Looking down the beach I saw the four pursuers hurrying forward, running four abreast, like a squad of soldiers going into action.

Suddenly the man to the left stumbled awkwardly, like a person descending a flight of stairs and coming to the end before he was aware of it. He faltered, raised his forward foot, as though feeling for support where there was none, and grasped the man next him.

The second man staggered drunkenly in the frenzied hold of his companion, floundered bewilderedly a moment—all four of them were doing a clumsy, grotesque dance, reeling from side to side, swaying back and forth, raising their arms spasmodically as though grasping at non-existent ropes dangling before them. But oddly, they seemed shrinking in stature, growing shorter and shorter, like inflated manikins from which the air is slowly escaping. They were melting, melting like bits of grease thrown into a heated frying-pan.
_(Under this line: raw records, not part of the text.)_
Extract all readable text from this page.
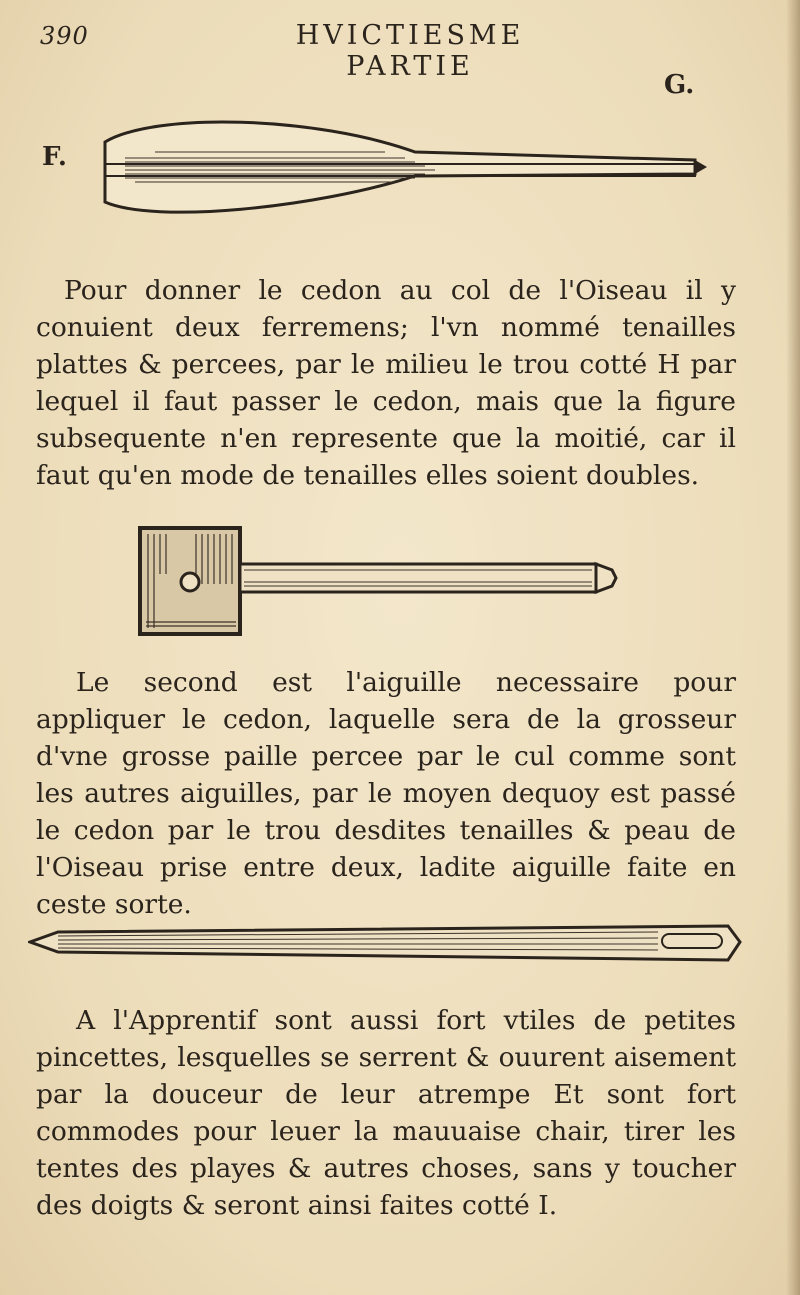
390	HVICTIESME PARTIE
F.
G.

Pour donner le cedon au col de l'Oiseau il y conuient deux ferremens; l'vn nommé tenailles plattes & percees, par le milieu le trou cotté H par lequel il faut passer le cedon, mais que la figure subsequente n'en represente que la moitié, car il faut qu'en mode de tenailles elles soient doubles.

Le second est l'aiguille necessaire pour appliquer le cedon, laquelle sera de la grosseur d'vne grosse paille percee par le cul comme sont les autres aiguilles, par le moyen dequoy est passé le cedon par le trou desdites tenailles & peau de l'Oiseau prise entre deux, ladite aiguille faite en ceste sorte.

A l'Apprentif sont aussi fort vtiles de petites pincettes, lesquelles se serrent & ouurent aisement par la douceur de leur atrempe Et sont fort commodes pour leuer la mauuaise chair, tirer les tentes des playes & autres choses, sans y toucher des doigts & seront ainsi faites cotté I.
I shuddered in spite of myself. Even though they were conscienceless minions of a conscienceless master, stealers and torturers of defenseless women, I could not repress a feeling of nausea as the last of the four heads sank like a corkless bottle flung into a stream. A jet of sandy spray shot up from the level beach, a hand, opening and closing in a paroxysm of terror and despair, rose above the rippling sands, then all was still. The pale stars blinked unconcernedly down upon the bare stretch of smooth, unruffled beach and lapping, whispering water.

"Tiens, my friends," de Grandin flung away his cigarette and rose; "that appears to be that. Come, let us go."


"I can understand your wanting to rescue Fräulein Mueller, de Grandin," I remarked as we started on our homeward journey with the two women snugly stowed in the rear seat of my car, "but what was that remark you made about getting a souvenir when you left me in the hall?"

The little Frenchman's small white teeth gleamed under the line of his sharply waxed mustache as an elfish smile spread across his face. "Friend Trowbridge," he confided, "I have visited many interesting places in your so interesting country, but never yet have I lodged in a jail, nor am I wishful to do so. Think you I risked good money when I entrusted Mademoiselle Mueller to those villains' care? Not I. I did procure two thousand dollars in counterfeit bills with which she was to pay the wretches, and faithfully did I promise to return those notes to the police museum when I should have finished with them. It was to make good that promise that I left you in the hall."

"And Fräulein Mueller—had they released her when you found her?" I asked.

He suppressed a yawn. "Not quite," he returned. "They had her bound in a chair, and the lady called Laïla was standing guard over her with a wicked-looking knife when I entered. My friend, I greatly dislike manhandling a woman, but ladies who wish not to be mauled should not attempt to stick knives in Jules de Grandin. I fear I was forced to be less than entirely gentlemanly before I succeeded in releasing Mademoiselle Mueller and binding Laïla in the chair in her place. Eh bien, I tied her no tighter than was necessary to keep her in place until the police call for her."

"And——?"

"More speed and less conversation, if you please, my friend," he interrupted. "Your house is yet a long distance away, and there is nothing to drink this side of your so adorable cellar. Come, as you Americans say, stand hard upon the gas."